Nun, Gauck sollte wissen, das man die ex DDR im Westen stets "Dunkeldeutschland " nannte. Aber er, sein Vorgänger der ungeliebte Wulff, nicht zuletzt Merkel haben mit ihren Aussagen " der Islam gehört zu Deutschland" dazu beigetragen den Flüchtlingezusturm (nicht strom) anzufachen. Die Bevölkerung nie mitgenommen und jetzt wundern sie sich. Naivlinge alle drei.
udo.sowade 26.08.2015
3. Herr Gauck und die Freiheit,
hoffentlich gelten diese Maxime auch für Asylsuchende und Kriegsflüchtlinge. Ich wünsche es mir sehr.
Shoxus 26.08.2015
4. Ähm
empfinde ich das nur so oder hat er sich da gewaltig in der "Wortwahl" vergriffen. Bzw. hier sehr 2deutig gesprochen? "Dunkeldeutschland" "Helles Deutschland" ähm ja.
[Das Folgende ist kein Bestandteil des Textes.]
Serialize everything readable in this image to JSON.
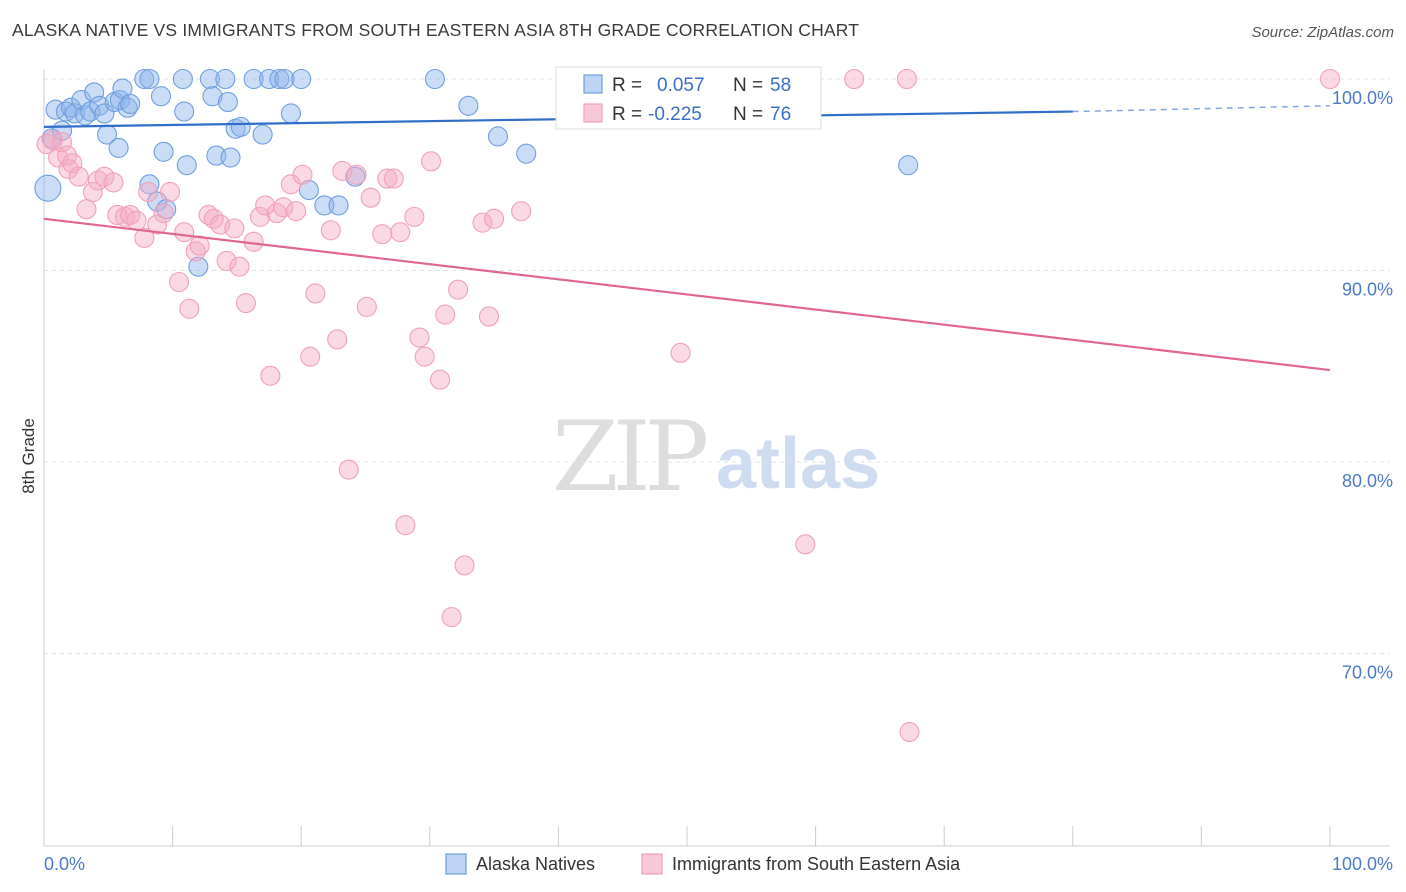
{
  "title": "ALASKA NATIVE VS IMMIGRANTS FROM SOUTH EASTERN ASIA 8TH GRADE CORRELATION CHART",
  "source": "Source: ZipAtlas.com",
  "watermark": {
    "zip": "ZIP",
    "atlas": "atlas"
  },
  "stats_box": {
    "rows": [
      {
        "r_label": "R = ",
        "r_value": "0.057",
        "n_label": "N = ",
        "n_value": "58"
      },
      {
        "r_label": "R = ",
        "r_value": "-0.225",
        "n_label": "N = ",
        "n_value": "76"
      }
    ]
  },
  "legend": {
    "items": [
      {
        "label": "Alaska Natives"
      },
      {
        "label": "Immigrants from South Eastern Asia"
      }
    ]
  },
  "chart_data": {
    "type": "scatter",
    "ylabel": "8th Grade",
    "xlabel": "",
    "xlim": [
      0,
      100
    ],
    "ylim": [
      60,
      100.5
    ],
    "x_tick_labels": [
      {
        "value": 0,
        "label": "0.0%"
      },
      {
        "value": 100,
        "label": "100.0%"
      }
    ],
    "y_tick_labels": [
      {
        "value": 100,
        "label": "100.0%"
      },
      {
        "value": 90,
        "label": "90.0%"
      },
      {
        "value": 80,
        "label": "80.0%"
      },
      {
        "value": 70,
        "label": "70.0%"
      }
    ],
    "grid": true,
    "colors": {
      "blue": "#6f9fe0",
      "blue_line": "#2f6fc9",
      "pink": "#f0a0bb",
      "pink_line": "#e06690",
      "axis_text": "#4a7bc8"
    },
    "series": [
      {
        "name": "Alaska Natives",
        "color": "#6f9fe0",
        "trend": {
          "x0": 0,
          "y0": 97.5,
          "x1": 80,
          "y1": 98.3,
          "dashed_to": 100,
          "dashed_y": 98.6
        },
        "points": [
          [
            0.3,
            94.3
          ],
          [
            0.6,
            96.9
          ],
          [
            0.9,
            98.4
          ],
          [
            1.4,
            97.3
          ],
          [
            1.7,
            98.3
          ],
          [
            2.1,
            98.5
          ],
          [
            2.4,
            98.2
          ],
          [
            2.9,
            98.9
          ],
          [
            3.2,
            98.1
          ],
          [
            3.6,
            98.3
          ],
          [
            3.9,
            99.3
          ],
          [
            4.3,
            98.6
          ],
          [
            4.7,
            98.2
          ],
          [
            4.9,
            97.1
          ],
          [
            5.5,
            98.8
          ],
          [
            5.9,
            98.9
          ],
          [
            6.1,
            99.5
          ],
          [
            5.8,
            96.4
          ],
          [
            6.5,
            98.5
          ],
          [
            6.7,
            98.7
          ],
          [
            7.8,
            100.0
          ],
          [
            8.2,
            100.0
          ],
          [
            8.2,
            94.5
          ],
          [
            8.8,
            93.6
          ],
          [
            9.1,
            99.1
          ],
          [
            9.3,
            96.2
          ],
          [
            9.5,
            93.2
          ],
          [
            10.8,
            100.0
          ],
          [
            10.9,
            98.3
          ],
          [
            11.1,
            95.5
          ],
          [
            12.9,
            100.0
          ],
          [
            13.1,
            99.1
          ],
          [
            13.4,
            96.0
          ],
          [
            14.1,
            100.0
          ],
          [
            14.3,
            98.8
          ],
          [
            14.5,
            95.9
          ],
          [
            14.9,
            97.4
          ],
          [
            15.3,
            97.5
          ],
          [
            16.3,
            100.0
          ],
          [
            17.0,
            97.1
          ],
          [
            17.5,
            100.0
          ],
          [
            18.3,
            100.0
          ],
          [
            18.7,
            100.0
          ],
          [
            19.2,
            98.2
          ],
          [
            20.0,
            100.0
          ],
          [
            20.6,
            94.2
          ],
          [
            21.8,
            93.4
          ],
          [
            22.9,
            93.4
          ],
          [
            24.2,
            94.9
          ],
          [
            30.4,
            100.0
          ],
          [
            33.0,
            98.6
          ],
          [
            35.3,
            97.0
          ],
          [
            37.5,
            96.1
          ],
          [
            41.1,
            100.0
          ],
          [
            42.3,
            100.0
          ],
          [
            45.0,
            100.0
          ],
          [
            67.2,
            95.5
          ],
          [
            12.0,
            90.2
          ]
        ]
      },
      {
        "name": "Immigrants from South Eastern Asia",
        "color": "#f0a0bb",
        "trend": {
          "x0": 0,
          "y0": 92.7,
          "x1": 100,
          "y1": 84.8
        },
        "points": [
          [
            0.2,
            96.6
          ],
          [
            0.7,
            96.8
          ],
          [
            1.1,
            95.9
          ],
          [
            1.4,
            96.7
          ],
          [
            1.8,
            96.0
          ],
          [
            1.9,
            95.3
          ],
          [
            2.2,
            95.6
          ],
          [
            2.7,
            94.9
          ],
          [
            3.3,
            93.2
          ],
          [
            3.8,
            94.1
          ],
          [
            4.2,
            94.7
          ],
          [
            4.7,
            94.9
          ],
          [
            5.4,
            94.6
          ],
          [
            5.7,
            92.9
          ],
          [
            6.3,
            92.8
          ],
          [
            6.7,
            92.9
          ],
          [
            7.2,
            92.6
          ],
          [
            7.8,
            91.7
          ],
          [
            8.1,
            94.1
          ],
          [
            8.8,
            92.4
          ],
          [
            9.3,
            93.0
          ],
          [
            9.8,
            94.1
          ],
          [
            10.5,
            89.4
          ],
          [
            10.9,
            92.0
          ],
          [
            11.3,
            88.0
          ],
          [
            11.8,
            91.0
          ],
          [
            12.1,
            91.3
          ],
          [
            12.8,
            92.9
          ],
          [
            13.2,
            92.7
          ],
          [
            13.7,
            92.4
          ],
          [
            14.2,
            90.5
          ],
          [
            14.8,
            92.2
          ],
          [
            15.2,
            90.2
          ],
          [
            15.7,
            88.3
          ],
          [
            16.3,
            91.5
          ],
          [
            16.8,
            92.8
          ],
          [
            17.2,
            93.4
          ],
          [
            17.6,
            84.5
          ],
          [
            18.1,
            93.0
          ],
          [
            18.6,
            93.3
          ],
          [
            19.2,
            94.5
          ],
          [
            19.6,
            93.1
          ],
          [
            20.1,
            95.0
          ],
          [
            20.7,
            85.5
          ],
          [
            21.1,
            88.8
          ],
          [
            22.3,
            92.1
          ],
          [
            22.8,
            86.4
          ],
          [
            23.2,
            95.2
          ],
          [
            23.7,
            79.6
          ],
          [
            24.3,
            95.0
          ],
          [
            25.1,
            88.1
          ],
          [
            25.4,
            93.8
          ],
          [
            26.3,
            91.9
          ],
          [
            26.7,
            94.8
          ],
          [
            27.2,
            94.8
          ],
          [
            27.7,
            92.0
          ],
          [
            28.1,
            76.7
          ],
          [
            28.8,
            92.8
          ],
          [
            29.2,
            86.5
          ],
          [
            29.6,
            85.5
          ],
          [
            30.1,
            95.7
          ],
          [
            30.8,
            84.3
          ],
          [
            31.2,
            87.7
          ],
          [
            31.7,
            71.9
          ],
          [
            32.2,
            89.0
          ],
          [
            32.7,
            74.6
          ],
          [
            34.1,
            92.5
          ],
          [
            34.6,
            87.6
          ],
          [
            35.0,
            92.7
          ],
          [
            37.1,
            93.1
          ],
          [
            49.5,
            85.7
          ],
          [
            59.2,
            75.7
          ],
          [
            63.0,
            100.0
          ],
          [
            67.1,
            100.0
          ],
          [
            67.3,
            65.9
          ],
          [
            100.0,
            100.0
          ]
        ]
      }
    ]
  }
}
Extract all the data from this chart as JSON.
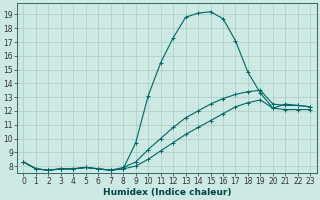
{
  "xlabel": "Humidex (Indice chaleur)",
  "background_color": "#cce9e4",
  "grid_color": "#b0c8c4",
  "line_color": "#006666",
  "xlim": [
    -0.5,
    23.5
  ],
  "ylim": [
    7.5,
    19.8
  ],
  "yticks": [
    8,
    9,
    10,
    11,
    12,
    13,
    14,
    15,
    16,
    17,
    18,
    19
  ],
  "xticks": [
    0,
    1,
    2,
    3,
    4,
    5,
    6,
    7,
    8,
    9,
    10,
    11,
    12,
    13,
    14,
    15,
    16,
    17,
    18,
    19,
    20,
    21,
    22,
    23
  ],
  "line1_x": [
    0,
    1,
    2,
    3,
    4,
    5,
    6,
    7,
    8,
    9,
    10,
    11,
    12,
    13,
    14,
    15,
    16,
    17,
    18,
    19,
    20,
    21,
    22,
    23
  ],
  "line1_y": [
    8.3,
    7.8,
    7.7,
    7.8,
    7.8,
    7.9,
    7.8,
    7.7,
    7.8,
    9.7,
    13.1,
    15.5,
    17.3,
    18.8,
    19.1,
    19.2,
    18.7,
    17.1,
    14.8,
    13.3,
    12.2,
    12.5,
    12.4,
    12.3
  ],
  "line2_x": [
    0,
    1,
    2,
    3,
    4,
    5,
    6,
    7,
    8,
    9,
    10,
    11,
    12,
    13,
    14,
    15,
    16,
    17,
    18,
    19,
    20,
    21,
    22,
    23
  ],
  "line2_y": [
    8.3,
    7.8,
    7.7,
    7.8,
    7.8,
    7.9,
    7.8,
    7.7,
    7.9,
    8.3,
    9.2,
    10.0,
    10.8,
    11.5,
    12.0,
    12.5,
    12.9,
    13.2,
    13.4,
    13.5,
    12.5,
    12.4,
    12.4,
    12.3
  ],
  "line3_x": [
    0,
    1,
    2,
    3,
    4,
    5,
    6,
    7,
    8,
    9,
    10,
    11,
    12,
    13,
    14,
    15,
    16,
    17,
    18,
    19,
    20,
    21,
    22,
    23
  ],
  "line3_y": [
    8.3,
    7.8,
    7.7,
    7.8,
    7.8,
    7.9,
    7.8,
    7.7,
    7.8,
    8.0,
    8.5,
    9.1,
    9.7,
    10.3,
    10.8,
    11.3,
    11.8,
    12.3,
    12.6,
    12.8,
    12.2,
    12.1,
    12.1,
    12.1
  ],
  "tick_fontsize": 5.5,
  "xlabel_fontsize": 6.5
}
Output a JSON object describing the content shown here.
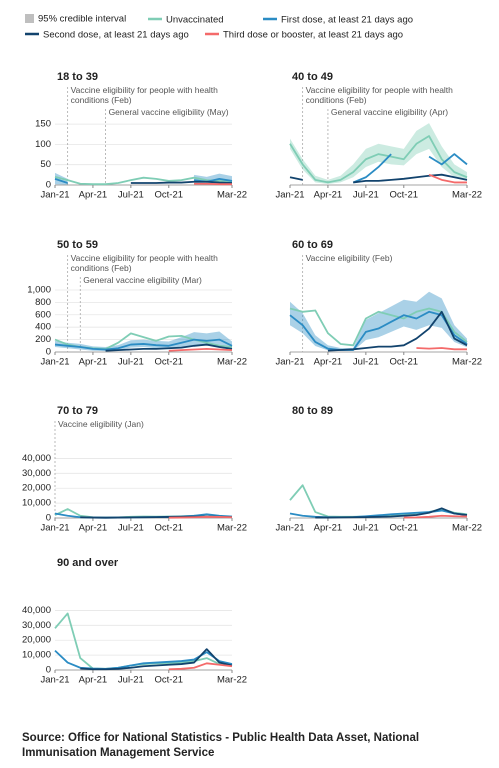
{
  "legend": {
    "interval": "95% credible interval"
  },
  "chart_data": [
    {
      "type": "line",
      "title": "18 to 39",
      "categories": [
        "Jan-21",
        null,
        null,
        "Apr-21",
        null,
        null,
        "Jul-21",
        null,
        null,
        "Oct-21",
        null,
        null,
        null,
        null,
        "Mar-22"
      ],
      "ylim": [
        0,
        165
      ],
      "yticks": [
        0,
        50,
        100,
        150
      ],
      "annotations": [
        {
          "text": "Vaccine eligibility for people with health conditions (Feb)",
          "x": 1
        },
        {
          "text": "General vaccine eligibility (May)",
          "x": 4
        }
      ],
      "series": [
        {
          "name": "Unvaccinated",
          "color": "#7fcdb5",
          "values": [
            20,
            12,
            3,
            2,
            2,
            5,
            12,
            18,
            15,
            10,
            12,
            18,
            12,
            10,
            8
          ]
        },
        {
          "name": "First dose, at least 21 days ago",
          "color": "#2b8cc4",
          "values": [
            15,
            5,
            null,
            null,
            null,
            null,
            null,
            null,
            null,
            null,
            null,
            12,
            8,
            15,
            10
          ],
          "lower": [
            2,
            1,
            null,
            null,
            null,
            null,
            null,
            null,
            null,
            null,
            null,
            2,
            2,
            3,
            2
          ],
          "upper": [
            30,
            15,
            null,
            null,
            null,
            null,
            null,
            null,
            null,
            null,
            null,
            25,
            20,
            28,
            22
          ]
        },
        {
          "name": "Second dose, at least 21 days ago",
          "color": "#12436d",
          "values": [
            null,
            null,
            null,
            null,
            null,
            null,
            5,
            5,
            5,
            6,
            6,
            8,
            8,
            6,
            5
          ]
        },
        {
          "name": "Third dose or booster, at least 21 days ago",
          "color": "#f46a6a",
          "values": [
            null,
            null,
            null,
            null,
            null,
            null,
            null,
            null,
            null,
            null,
            null,
            3,
            3,
            2,
            2
          ]
        }
      ]
    },
    {
      "type": "line",
      "title": "40 to 49",
      "categories": [
        "Jan-21",
        null,
        null,
        "Apr-21",
        null,
        null,
        "Jul-21",
        null,
        null,
        "Oct-21",
        null,
        null,
        null,
        null,
        "Mar-22"
      ],
      "ylim": [
        0,
        130
      ],
      "yticks": [],
      "annotations": [
        {
          "text": "Vaccine eligibility for people with health conditions (Feb)",
          "x": 1
        },
        {
          "text": "General vaccine eligibility (Apr)",
          "x": 3
        }
      ],
      "series": [
        {
          "name": "Unvaccinated",
          "color": "#7fcdb5",
          "values": [
            80,
            40,
            10,
            5,
            10,
            25,
            50,
            60,
            55,
            50,
            80,
            95,
            50,
            25,
            15
          ],
          "lower": [
            70,
            30,
            5,
            2,
            5,
            15,
            35,
            45,
            40,
            38,
            60,
            70,
            35,
            15,
            8
          ],
          "upper": [
            90,
            50,
            18,
            10,
            18,
            40,
            70,
            80,
            75,
            70,
            105,
            120,
            75,
            40,
            25
          ]
        },
        {
          "name": "First dose, at least 21 days ago",
          "color": "#2b8cc4",
          "values": [
            null,
            null,
            null,
            null,
            null,
            5,
            15,
            35,
            60,
            null,
            null,
            55,
            40,
            60,
            40
          ]
        },
        {
          "name": "Second dose, at least 21 days ago",
          "color": "#12436d",
          "values": [
            15,
            10,
            null,
            null,
            null,
            5,
            8,
            8,
            10,
            12,
            15,
            18,
            20,
            15,
            10
          ]
        },
        {
          "name": "Third dose or booster, at least 21 days ago",
          "color": "#f46a6a",
          "values": [
            null,
            null,
            null,
            null,
            null,
            null,
            null,
            null,
            null,
            null,
            null,
            20,
            10,
            5,
            5
          ]
        }
      ]
    },
    {
      "type": "line",
      "title": "50 to 59",
      "categories": [
        "Jan-21",
        null,
        null,
        "Apr-21",
        null,
        null,
        "Jul-21",
        null,
        null,
        "Oct-21",
        null,
        null,
        null,
        null,
        "Mar-22"
      ],
      "ylim": [
        0,
        1080
      ],
      "yticks": [
        0,
        200,
        400,
        600,
        800,
        {
          "value": 1000,
          "label": "1,000"
        }
      ],
      "annotations": [
        {
          "text": "Vaccine eligibility for people with health conditions (Feb)",
          "x": 1
        },
        {
          "text": "General vaccine eligibility (Mar)",
          "x": 2
        }
      ],
      "series": [
        {
          "name": "Unvaccinated",
          "color": "#7fcdb5",
          "values": [
            200,
            120,
            80,
            60,
            50,
            150,
            300,
            240,
            180,
            250,
            260,
            200,
            150,
            100,
            80
          ]
        },
        {
          "name": "First dose, at least 21 days ago",
          "color": "#2b8cc4",
          "values": [
            120,
            100,
            80,
            50,
            40,
            60,
            120,
            130,
            110,
            100,
            150,
            200,
            180,
            200,
            100
          ],
          "lower": [
            80,
            60,
            40,
            20,
            15,
            30,
            70,
            80,
            60,
            50,
            80,
            110,
            100,
            100,
            50
          ],
          "upper": [
            180,
            150,
            130,
            90,
            80,
            110,
            190,
            200,
            180,
            170,
            240,
            320,
            300,
            330,
            170
          ]
        },
        {
          "name": "Second dose, at least 21 days ago",
          "color": "#12436d",
          "values": [
            null,
            null,
            null,
            null,
            20,
            30,
            40,
            50,
            50,
            60,
            70,
            100,
            120,
            80,
            50
          ]
        },
        {
          "name": "Third dose or booster, at least 21 days ago",
          "color": "#f46a6a",
          "values": [
            null,
            null,
            null,
            null,
            null,
            null,
            null,
            null,
            null,
            20,
            30,
            40,
            50,
            40,
            30
          ]
        }
      ]
    },
    {
      "type": "line",
      "title": "60 to 69",
      "categories": [
        "Jan-21",
        null,
        null,
        "Apr-21",
        null,
        null,
        "Jul-21",
        null,
        null,
        "Oct-21",
        null,
        null,
        null,
        null,
        "Mar-22"
      ],
      "ylim": [
        0,
        1000
      ],
      "yticks": [],
      "annotations": [
        {
          "text": "Vaccine eligibility (Feb)",
          "x": 1
        }
      ],
      "series": [
        {
          "name": "Unvaccinated",
          "color": "#7fcdb5",
          "values": [
            650,
            600,
            620,
            280,
            120,
            100,
            500,
            600,
            550,
            500,
            600,
            650,
            600,
            300,
            150
          ]
        },
        {
          "name": "First dose, at least 21 days ago",
          "color": "#2b8cc4",
          "values": [
            550,
            400,
            150,
            50,
            30,
            30,
            300,
            350,
            450,
            550,
            500,
            600,
            550,
            250,
            120
          ],
          "lower": [
            400,
            280,
            90,
            25,
            15,
            15,
            180,
            220,
            300,
            380,
            330,
            400,
            360,
            150,
            70
          ],
          "upper": [
            750,
            580,
            250,
            100,
            60,
            60,
            480,
            580,
            680,
            780,
            750,
            900,
            800,
            400,
            200
          ]
        },
        {
          "name": "Second dose, at least 21 days ago",
          "color": "#12436d",
          "values": [
            null,
            null,
            null,
            20,
            30,
            40,
            60,
            80,
            80,
            100,
            200,
            350,
            600,
            200,
            100
          ]
        },
        {
          "name": "Third dose or booster, at least 21 days ago",
          "color": "#f46a6a",
          "values": [
            null,
            null,
            null,
            null,
            null,
            null,
            null,
            null,
            null,
            null,
            60,
            50,
            60,
            40,
            40
          ]
        }
      ]
    },
    {
      "type": "line",
      "title": "70 to 79",
      "categories": [
        "Jan-21",
        null,
        null,
        "Apr-21",
        null,
        null,
        "Jul-21",
        null,
        null,
        "Oct-21",
        null,
        null,
        null,
        null,
        "Mar-22"
      ],
      "ylim": [
        0,
        45000
      ],
      "yticks": [
        0,
        {
          "value": 10000,
          "label": "10,000"
        },
        {
          "value": 20000,
          "label": "20,000"
        },
        {
          "value": 30000,
          "label": "30,000"
        },
        {
          "value": 40000,
          "label": "40,000"
        }
      ],
      "annotations": [
        {
          "text": "Vaccine eligibility (Jan)",
          "x": 0
        }
      ],
      "series": [
        {
          "name": "Unvaccinated",
          "color": "#7fcdb5",
          "values": [
            2000,
            6000,
            1500,
            500,
            300,
            400,
            800,
            1000,
            900,
            1000,
            1200,
            1500,
            1000,
            800,
            600
          ]
        },
        {
          "name": "First dose, at least 21 days ago",
          "color": "#2b8cc4",
          "values": [
            3000,
            1500,
            500,
            300,
            200,
            300,
            400,
            500,
            600,
            800,
            1000,
            1500,
            2500,
            1500,
            1000
          ]
        },
        {
          "name": "Second dose, at least 21 days ago",
          "color": "#12436d",
          "values": [
            null,
            null,
            500,
            300,
            200,
            300,
            400,
            500,
            600,
            700,
            800,
            900,
            1000,
            800,
            600
          ]
        },
        {
          "name": "Third dose or booster, at least 21 days ago",
          "color": "#f46a6a",
          "values": [
            null,
            null,
            null,
            null,
            null,
            null,
            null,
            null,
            null,
            200,
            300,
            500,
            800,
            700,
            500
          ]
        }
      ]
    },
    {
      "type": "line",
      "title": "80 to 89",
      "categories": [
        "Jan-21",
        null,
        null,
        "Apr-21",
        null,
        null,
        "Jul-21",
        null,
        null,
        "Oct-21",
        null,
        null,
        null,
        null,
        "Mar-22"
      ],
      "ylim": [
        0,
        45000
      ],
      "yticks": [],
      "annotations": [],
      "series": [
        {
          "name": "Unvaccinated",
          "color": "#7fcdb5",
          "values": [
            12000,
            22000,
            4000,
            1000,
            800,
            800,
            1000,
            1500,
            1500,
            2000,
            2500,
            4000,
            6000,
            3500,
            2500
          ]
        },
        {
          "name": "First dose, at least 21 days ago",
          "color": "#2b8cc4",
          "values": [
            3000,
            1500,
            800,
            500,
            500,
            600,
            1200,
            1800,
            2500,
            3000,
            3500,
            4000,
            5000,
            3000,
            2000
          ]
        },
        {
          "name": "Second dose, at least 21 days ago",
          "color": "#12436d",
          "values": [
            null,
            null,
            300,
            300,
            400,
            500,
            600,
            800,
            1000,
            1500,
            2000,
            3500,
            6500,
            3000,
            2000
          ]
        },
        {
          "name": "Third dose or booster, at least 21 days ago",
          "color": "#f46a6a",
          "values": [
            null,
            null,
            null,
            null,
            null,
            null,
            null,
            null,
            null,
            300,
            400,
            800,
            1500,
            1200,
            1000
          ]
        }
      ]
    },
    {
      "type": "line",
      "title": "90 and over",
      "categories": [
        "Jan-21",
        null,
        null,
        "Apr-21",
        null,
        null,
        "Jul-21",
        null,
        null,
        "Oct-21",
        null,
        null,
        null,
        null,
        "Mar-22"
      ],
      "ylim": [
        0,
        45000
      ],
      "yticks": [
        0,
        {
          "value": 10000,
          "label": "10,000"
        },
        {
          "value": 20000,
          "label": "20,000"
        },
        {
          "value": 30000,
          "label": "30,000"
        },
        {
          "value": 40000,
          "label": "40,000"
        }
      ],
      "annotations": [],
      "series": [
        {
          "name": "Unvaccinated",
          "color": "#7fcdb5",
          "values": [
            28000,
            38000,
            8000,
            1000,
            800,
            1500,
            3000,
            4000,
            4500,
            4500,
            5000,
            6000,
            8000,
            4000,
            3000
          ]
        },
        {
          "name": "First dose, at least 21 days ago",
          "color": "#2b8cc4",
          "values": [
            13000,
            5000,
            1500,
            1000,
            700,
            1500,
            3000,
            4500,
            5000,
            5500,
            6000,
            7000,
            12000,
            6000,
            4000
          ]
        },
        {
          "name": "Second dose, at least 21 days ago",
          "color": "#12436d",
          "values": [
            null,
            null,
            1000,
            500,
            500,
            800,
            1500,
            2500,
            3000,
            3500,
            4000,
            5000,
            14000,
            5000,
            3000
          ]
        },
        {
          "name": "Third dose or booster, at least 21 days ago",
          "color": "#f46a6a",
          "values": [
            null,
            null,
            null,
            null,
            null,
            null,
            null,
            null,
            null,
            500,
            800,
            1500,
            4500,
            3500,
            2500
          ]
        }
      ]
    }
  ],
  "source": "Source: Office for National Statistics - Public Health Data Asset, National Immunisation Management Service"
}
In dem ganzen Zusammenhang kann man das auch schnell auf die Hautfarbe beziehen. Wie kann man nur so hirnverbrannt sein.
theanalyzer 26.08.2015
5. Klare Worte!
Klare Worte sind dringend angesagt. So ein primitiver Fremdenhass, den auch ich in Ostdeutschland beobachte, ist unseres Landes nicht würdig und hat nichts mit unserer humanistischen Kultur zu tun. Weg mit dem rechten Pack!